Dans ce domaine, la qualification du produit pose question. Savoir si le produit est un dispositif médical ou un produit cosmétique est essentiel. Les règles de sécurité et les critères de responsabilité inhérents à ces catégories juridiques sont différents. Les technologies LED ont par exemple suscité des interrogations. Au-delà des contentieux de responsabilité du fait du produit, la typologie du matériel peut avoir des incidences en matière de responsabilité pénale pour atteinte à un monopole d’activité. Les professionnels de santé sont de plus en plus attentifs à ces problématiques. Ils n’hésitent pas à consulter un avocat lorsqu’ils s’interrogent sur leur légitimité à utiliser un équipement.

“ Il faut cependant l’amalgame entre des scandales sanitaires causés par des comportements infractionnels et le risque de développement d’un produit de santé”

Comment envisagez-vous l’IA dans votre pratique d’avocat ?

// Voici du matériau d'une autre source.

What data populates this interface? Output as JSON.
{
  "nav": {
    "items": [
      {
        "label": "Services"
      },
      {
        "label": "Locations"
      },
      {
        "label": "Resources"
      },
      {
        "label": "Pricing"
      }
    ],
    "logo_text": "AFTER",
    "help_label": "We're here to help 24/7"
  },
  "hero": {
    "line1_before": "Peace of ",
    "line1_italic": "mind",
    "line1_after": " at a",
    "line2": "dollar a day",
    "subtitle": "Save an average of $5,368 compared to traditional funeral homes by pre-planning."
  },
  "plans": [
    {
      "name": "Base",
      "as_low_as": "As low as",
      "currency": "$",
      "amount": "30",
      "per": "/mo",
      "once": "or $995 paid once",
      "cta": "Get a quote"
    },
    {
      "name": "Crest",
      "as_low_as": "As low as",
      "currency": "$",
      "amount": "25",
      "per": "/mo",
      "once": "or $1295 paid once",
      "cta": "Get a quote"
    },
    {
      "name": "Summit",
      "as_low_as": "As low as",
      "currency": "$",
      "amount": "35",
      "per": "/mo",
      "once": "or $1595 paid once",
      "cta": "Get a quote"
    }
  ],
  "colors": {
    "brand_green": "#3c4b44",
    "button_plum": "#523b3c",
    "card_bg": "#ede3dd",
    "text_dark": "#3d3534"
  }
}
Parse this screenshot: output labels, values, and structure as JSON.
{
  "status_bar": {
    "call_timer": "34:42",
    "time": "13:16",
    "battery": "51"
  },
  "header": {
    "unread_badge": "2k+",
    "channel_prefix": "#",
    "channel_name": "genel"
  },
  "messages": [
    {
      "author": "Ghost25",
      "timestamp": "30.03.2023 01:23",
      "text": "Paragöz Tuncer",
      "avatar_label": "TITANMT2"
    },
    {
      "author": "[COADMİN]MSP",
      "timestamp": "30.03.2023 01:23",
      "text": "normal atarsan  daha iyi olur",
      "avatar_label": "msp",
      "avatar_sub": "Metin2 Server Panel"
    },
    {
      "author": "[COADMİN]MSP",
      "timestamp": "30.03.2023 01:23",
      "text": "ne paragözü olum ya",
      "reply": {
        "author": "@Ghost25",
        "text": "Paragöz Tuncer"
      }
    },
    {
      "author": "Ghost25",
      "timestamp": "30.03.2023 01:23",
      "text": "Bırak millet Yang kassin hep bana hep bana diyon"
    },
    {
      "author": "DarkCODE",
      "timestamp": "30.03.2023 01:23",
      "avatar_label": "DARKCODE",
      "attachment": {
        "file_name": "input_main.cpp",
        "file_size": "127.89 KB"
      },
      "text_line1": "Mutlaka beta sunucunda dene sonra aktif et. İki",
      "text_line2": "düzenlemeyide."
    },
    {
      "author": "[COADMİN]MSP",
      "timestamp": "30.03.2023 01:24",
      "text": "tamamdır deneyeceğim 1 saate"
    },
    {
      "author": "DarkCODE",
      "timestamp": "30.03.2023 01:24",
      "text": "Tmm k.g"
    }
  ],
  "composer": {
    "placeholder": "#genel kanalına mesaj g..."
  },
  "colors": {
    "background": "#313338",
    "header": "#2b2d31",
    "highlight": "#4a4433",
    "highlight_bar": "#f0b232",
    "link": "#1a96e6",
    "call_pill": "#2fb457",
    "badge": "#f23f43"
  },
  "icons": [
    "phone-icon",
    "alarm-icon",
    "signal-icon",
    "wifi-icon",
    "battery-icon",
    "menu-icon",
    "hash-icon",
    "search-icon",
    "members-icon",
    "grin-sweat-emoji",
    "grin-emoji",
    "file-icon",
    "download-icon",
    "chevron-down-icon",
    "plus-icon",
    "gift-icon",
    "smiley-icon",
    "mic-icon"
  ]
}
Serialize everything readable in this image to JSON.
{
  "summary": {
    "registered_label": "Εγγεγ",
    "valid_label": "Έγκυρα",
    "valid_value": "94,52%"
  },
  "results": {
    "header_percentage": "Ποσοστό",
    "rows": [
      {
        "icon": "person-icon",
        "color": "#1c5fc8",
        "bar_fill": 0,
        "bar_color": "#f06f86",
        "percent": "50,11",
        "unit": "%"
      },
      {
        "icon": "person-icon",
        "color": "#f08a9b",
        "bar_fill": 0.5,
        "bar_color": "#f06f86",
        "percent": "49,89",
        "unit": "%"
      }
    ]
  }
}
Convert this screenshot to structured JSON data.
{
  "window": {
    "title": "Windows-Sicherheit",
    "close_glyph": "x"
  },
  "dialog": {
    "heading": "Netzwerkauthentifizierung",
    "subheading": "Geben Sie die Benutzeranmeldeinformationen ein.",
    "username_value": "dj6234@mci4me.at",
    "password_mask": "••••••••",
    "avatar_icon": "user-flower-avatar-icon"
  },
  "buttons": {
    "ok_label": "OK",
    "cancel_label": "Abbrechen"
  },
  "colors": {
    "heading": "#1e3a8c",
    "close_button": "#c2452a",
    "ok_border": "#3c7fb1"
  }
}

Dans le secteur médical, des barèmes ont déjà été mis en place en matière d’indemnisation. L’IA s’inscrit dans cette perspective d’uniformisation. Avec une nécessaire adaptation en fonction des profils. Pour certains préjudices très objectifs, ce caractère « mécanique » de l’indemnisation est profitable. L’IA permet d’optimiser les travaux préparatoires et d’appréhender le bien-fondé des indemnisations sollicitées. Avec un accès aux données largement facilité et une analyse bibliographique élargie, l’IA autorise des études de spectre plus étendues. La question se pose de savoir si cela ne nous prive pas d’une réflexion juridique initiale. Les compétences d’un avocat s’acquièrent par la recherche. Je m’interroge : ne prive-t-on pas les jeunes avocats d’une bonne formation ? Les confrères d’une précédente génération auront eu le même discours à propos des bibliothèques. Il ne s’agit pas d’être passéiste, mais de s’interroger sur les conséquences éventuelles de ce nouvel outil sur la formation des praticiens.